L’assurdità non ha mai fine. È l’unica cosa certa di questo mondo inquieto. Leggo la notizia, abbastanza ridicola, di due gemelle australiane che hanno speso una fortuna per essere perfettamente identiche. Non faccio volutamente nomi perché non gradisco pubblicizzare quello che pare più un’operazione commerciale che una storia vera. Le due giovani ora hanno tutto in comune: fisico, cellulare, indirizzo Facebook e anche il fidanzato. Lo dicono in un video penoso, con l’aria stereotipata di chi è totalmente ricostruito per assecondare i dettami di una moda bizzarra, lo dicono con evidente soddisfazione. Dietro l’aspetto patetico della vicenda, che certo non rende ragione al mistero dei parti gemellari e alla dignità della donna, c’è la sottile enfasi di chi vuole rompere con l’istituzione matrimonio: «In fondo che male c’è se un uomo condivide due donne perfettamente uguali». Si comincia sempre così a scendere la china, la parolina magica è sempre questa… in fondo che male c’è.
Il male lo si vede sempre e solo dopo, quando, un decennio più tardi, aumenta vertiginosamente la cronaca nera sulle pagine dei giornali, quando aumentano le cifre di certi affari economici legati al divorzio, all’aborto e al mutamento di sesso, voluto dalla politica del gender. E si potrebbe continuare. Il dio Mammona si serve immancabilmente delle illusioni della modernità. Care gemelle, che la madre non ha educato a un’opportuna e sana identità, unica e irripetibile, voglio dirvi una cosa: preferisco guardare Picasso e la sua «Corsa» del 1922. Dopo tutto, queste due donne, vi somigliano: nelle misure, nella disinibizione e nella corsa verso un paradiso che non c’è. In una cosa si distinguono, anzi in due. Picasso ha preso più soldi per queste due ragazze, di quanti voi ne abbiate spesi per rifarvi il look. Inoltre, la bella e la prorompente vitalità, che alla fine Picasso ha saputo infondere a questa corsa, non ha nulla a che vedere con la vostra postura da ragazze in vetrina.
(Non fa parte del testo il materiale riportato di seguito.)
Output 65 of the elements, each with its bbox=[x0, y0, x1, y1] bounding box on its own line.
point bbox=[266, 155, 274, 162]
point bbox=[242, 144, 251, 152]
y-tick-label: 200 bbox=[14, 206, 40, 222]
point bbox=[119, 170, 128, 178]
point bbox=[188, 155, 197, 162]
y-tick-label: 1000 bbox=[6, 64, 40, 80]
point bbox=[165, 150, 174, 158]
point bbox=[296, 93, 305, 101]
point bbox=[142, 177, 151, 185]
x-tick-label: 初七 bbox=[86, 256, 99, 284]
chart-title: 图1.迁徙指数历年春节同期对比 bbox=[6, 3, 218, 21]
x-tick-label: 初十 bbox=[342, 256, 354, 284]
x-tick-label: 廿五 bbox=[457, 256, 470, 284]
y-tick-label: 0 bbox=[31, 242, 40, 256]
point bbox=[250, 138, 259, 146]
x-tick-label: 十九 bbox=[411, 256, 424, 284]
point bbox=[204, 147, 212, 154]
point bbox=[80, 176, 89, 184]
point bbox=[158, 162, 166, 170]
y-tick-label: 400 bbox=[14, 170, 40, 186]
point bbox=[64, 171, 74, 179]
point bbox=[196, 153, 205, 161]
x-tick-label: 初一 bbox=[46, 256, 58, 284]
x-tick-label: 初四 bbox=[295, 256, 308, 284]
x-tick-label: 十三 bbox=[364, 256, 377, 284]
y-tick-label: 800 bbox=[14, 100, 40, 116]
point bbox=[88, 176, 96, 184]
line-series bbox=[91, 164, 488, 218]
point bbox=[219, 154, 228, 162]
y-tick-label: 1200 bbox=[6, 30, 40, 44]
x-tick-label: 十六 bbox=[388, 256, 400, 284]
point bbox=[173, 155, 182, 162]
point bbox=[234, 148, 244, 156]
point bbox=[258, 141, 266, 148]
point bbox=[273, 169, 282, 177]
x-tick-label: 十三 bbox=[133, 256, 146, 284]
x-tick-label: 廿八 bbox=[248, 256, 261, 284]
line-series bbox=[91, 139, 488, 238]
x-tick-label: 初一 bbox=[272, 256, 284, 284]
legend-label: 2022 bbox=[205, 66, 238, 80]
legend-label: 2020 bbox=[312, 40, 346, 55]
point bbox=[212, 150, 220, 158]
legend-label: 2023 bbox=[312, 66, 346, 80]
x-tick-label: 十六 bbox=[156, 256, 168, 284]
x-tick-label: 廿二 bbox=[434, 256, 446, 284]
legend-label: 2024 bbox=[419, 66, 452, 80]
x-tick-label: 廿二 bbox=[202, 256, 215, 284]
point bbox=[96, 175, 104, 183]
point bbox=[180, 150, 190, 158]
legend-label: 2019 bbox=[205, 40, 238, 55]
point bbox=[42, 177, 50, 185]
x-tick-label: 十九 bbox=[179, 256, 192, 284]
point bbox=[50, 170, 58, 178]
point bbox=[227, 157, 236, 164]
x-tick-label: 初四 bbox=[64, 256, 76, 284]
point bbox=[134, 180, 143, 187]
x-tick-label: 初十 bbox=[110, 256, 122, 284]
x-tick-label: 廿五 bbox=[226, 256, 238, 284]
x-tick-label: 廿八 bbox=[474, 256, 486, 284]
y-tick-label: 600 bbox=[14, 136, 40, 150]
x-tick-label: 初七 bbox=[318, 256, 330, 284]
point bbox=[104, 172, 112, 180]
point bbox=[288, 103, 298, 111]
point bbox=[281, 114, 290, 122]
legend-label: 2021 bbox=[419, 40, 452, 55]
Non abbiatene a male se vi parlo così.
Parlo a voi, ma in fondo, mi rivolgo a chi legge. Apriamo gli occhi davanti agli esempi che ci propinano, c’è sempre un secondo fine nel portare alla ribalta certi casi. Il fine di stravolgere la cultura del bene. Picasso aveva visto giusto quando dipingeva questo bozzetto per la realizzazione del fondale di scena del balletto di Darius Milhaud Le Train bleu. L’umanità si è gettata ormai in una corsa verso il nulla, un train bleu, un treno dai desideri impossibili che spengono la vera umanità. Una cosa mi colpisce nell’opera di Picasso: una donna è tutta protesa verso il futuro e guarda l’orizzonte. È la più idealista e, forse, la più abbandonata dentro la logica della sua stessa corsa. L’altra invece, mentre solleva il braccio sinistro, lascia cadere il destro verso il luogo dal quale provengono.
Verso quel passato che le ha rese donne e che ora abbandonano velocemente. Il volto di quest’ultima è rivolto al Cielo, come in un estremo desiderio di eternità. E se la bocca accenna a un sorriso, lo sguardo rimane venato di nostalgia. Mi sembra un ritratto del nostro tempo, questa sì mi pare una storia vera: desideriamo testimoni della realtà (di una Realtà che conserva la lettera maiuscola), e non profeti dell’assurdo, come certa cronaca ci distribuisce a piene mani.